Big Green hope for more than close loss

Midway through the conference slate, Dartmouth is in a familiar spot. The Big Green sport a 1-7 record that puts them at the bottom of the barrel, a place they have seen more than their fair share of in recent years.

But when Penn goes into Leede Arena tonight, it's well-aware that this isn't the same Dartmouth the Quakers have beaten 22 times in a row.

Two weeks ago, Penn saw its 16-point second-half lead evaporate against an efficient Big Green offense in 13 minutes, but managed to escape with a 68-66 victory.

If coach Glen Miller wants his team's streak to hit 23, he knows it will have to learn from what it did wrong during that 13-minute stretch.

"They got the ball inside quite a bit on us," he said. "I think some of their three-point shots were a result of getting the ball inside.

"They scored off their post cut-in pattern a few times. . We've gotta put it all together defensively."

While the Quakers have certainly gotten stingier since the onset of Ivy play, they will be tested by dynamic swingman Alex Barnett, a 6-foot-5 junior averaging 16.3 points and 7.1 rebounds per game.

Last time around Barnett went off for 18 and six, and added three steals on the defensive end.

"We gotta make him work," senior guard Brian Grandieri said. "We did a good job last time running him off a couple screens. Our help defense has to be aware of him."

Outside of Barnett, Dartmouth has relied on a deep rotation to put together moderate production and keep the team afloat. Coach Terry Dunn - who does not make himself or his players available to speak to student newspapers - has given 12 players double-digit minutes per game.

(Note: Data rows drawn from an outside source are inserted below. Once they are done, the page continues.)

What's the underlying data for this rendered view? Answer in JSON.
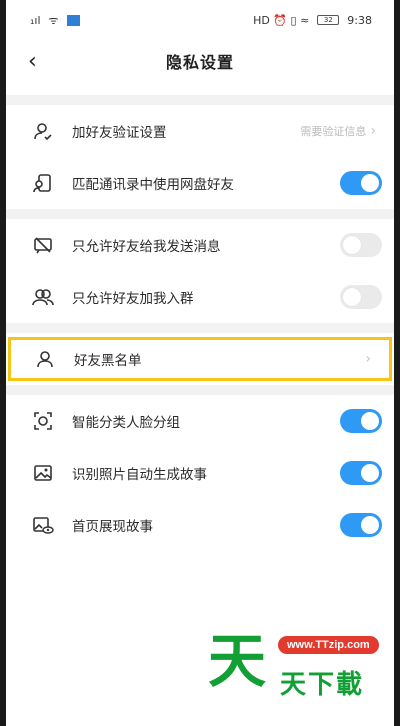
{
  "status_bar": {
    "signal": "₁ıl",
    "wifi": "ᯤ",
    "icons_right": "HD ⏰ ▯ ≈",
    "battery": "32",
    "time": "9:38"
  },
  "header": {
    "title": "隐私设置"
  },
  "rows": [
    {
      "label": "加好友验证设置",
      "value": "需要验证信息",
      "icon": "user-check-icon"
    },
    {
      "label": "匹配通讯录中使用网盘好友",
      "toggle": true,
      "icon": "contacts-icon"
    },
    {
      "label": "只允许好友给我发送消息",
      "toggle": false,
      "icon": "message-off-icon"
    },
    {
      "label": "只允许好友加我入群",
      "toggle": false,
      "icon": "group-icon"
    },
    {
      "label": "好友黑名单",
      "icon": "user-icon"
    },
    {
      "label": "智能分类人脸分组",
      "toggle": true,
      "icon": "face-scan-icon"
    },
    {
      "label": "识别照片自动生成故事",
      "toggle": true,
      "icon": "photo-icon"
    },
    {
      "label": "首页展现故事",
      "toggle": true,
      "icon": "photo-eye-icon"
    }
  ],
  "watermark": {
    "big": "天",
    "url": "www.TTzip.com",
    "name": "天下載"
  },
  "colors": {
    "accent": "#2e9af5",
    "highlight": "#f5c518",
    "wm_green": "#12a035",
    "wm_red": "#e23a2d"
  }
}
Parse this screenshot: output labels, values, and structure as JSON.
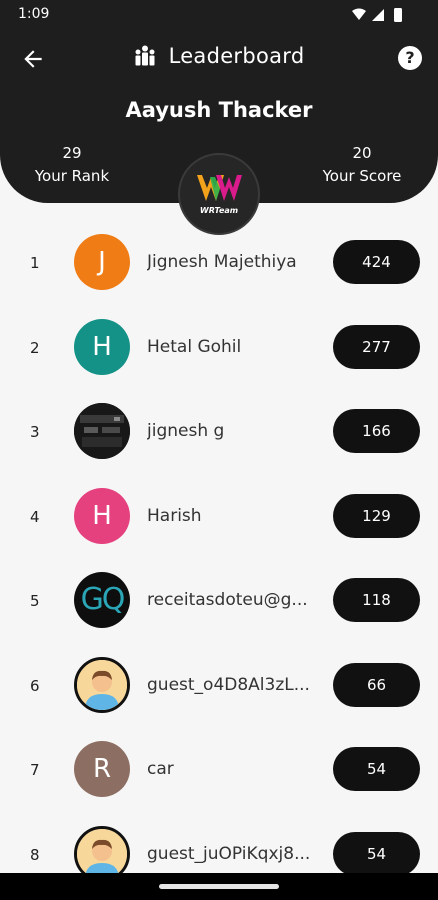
{
  "status_bar": {
    "time": "1:09"
  },
  "header": {
    "title": "Leaderboard",
    "user_name": "Aayush Thacker",
    "rank_value": "29",
    "rank_label": "Your Rank",
    "score_value": "20",
    "score_label": "Your Score",
    "logo_text": "WRTeam"
  },
  "leaderboard": [
    {
      "rank": "1",
      "name": "Jignesh Majethiya",
      "score": "424",
      "avatar_letter": "J",
      "avatar_color": "#f07c16",
      "avatar_type": "letter"
    },
    {
      "rank": "2",
      "name": "Hetal Gohil",
      "score": "277",
      "avatar_letter": "H",
      "avatar_color": "#149287",
      "avatar_type": "letter"
    },
    {
      "rank": "3",
      "name": "jignesh g",
      "score": "166",
      "avatar_letter": "",
      "avatar_color": "#111111",
      "avatar_type": "photo"
    },
    {
      "rank": "4",
      "name": "Harish",
      "score": "129",
      "avatar_letter": "H",
      "avatar_color": "#e5417f",
      "avatar_type": "letter"
    },
    {
      "rank": "5",
      "name": "receitasdoteu@g...",
      "score": "118",
      "avatar_letter": "GQ",
      "avatar_color": "#0e0e0e",
      "avatar_type": "gq"
    },
    {
      "rank": "6",
      "name": "guest_o4D8Al3zL...",
      "score": "66",
      "avatar_letter": "",
      "avatar_color": "#f7d79a",
      "avatar_type": "guest"
    },
    {
      "rank": "7",
      "name": "car",
      "score": "54",
      "avatar_letter": "R",
      "avatar_color": "#8d6e63",
      "avatar_type": "letter"
    },
    {
      "rank": "8",
      "name": "guest_juOPiKqxj8...",
      "score": "54",
      "avatar_letter": "",
      "avatar_color": "#f7d79a",
      "avatar_type": "guest"
    }
  ]
}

Junior guard Devon Mosley, the team's best outside shooter, is the second scoring option, putting up 11.9 points per game to go with a team-high 1.9 steals per game.

But the Big Green's hallmark this season has been their streakiness.

After playing the Quakers extremely tough on the road, they turned around and lost to Brown and Yale by a combined 65 points.

For Penn, though, the primary obstacle lies in the seven-hour bus trip to Hanover.

However, playing the Big Green on the front end of the back-to-back is a much more enticing proposition than traveling up from Boston to play them on Saturday.

"When you go up to Dartmouth second, I always think it might be the hardest Ivy League win," Grandieri said.

Tonight, however, Penn will have had the luxury of a night's sleep in New Hampshire. And with a game at Harvard looming and a 4-3 conference record, the fact that there's still an outside shot at a title run is likely in the back of the Quakers' minds.

But Penn knows that, unlike last time around, the focus has to be there from the tip-off to the closing buzzer.

"We've gotta put it all together for 40 minutes, instead of in-and-out of execution," Miller said. "Hopefully this weekend we play 80 minutes of basketball."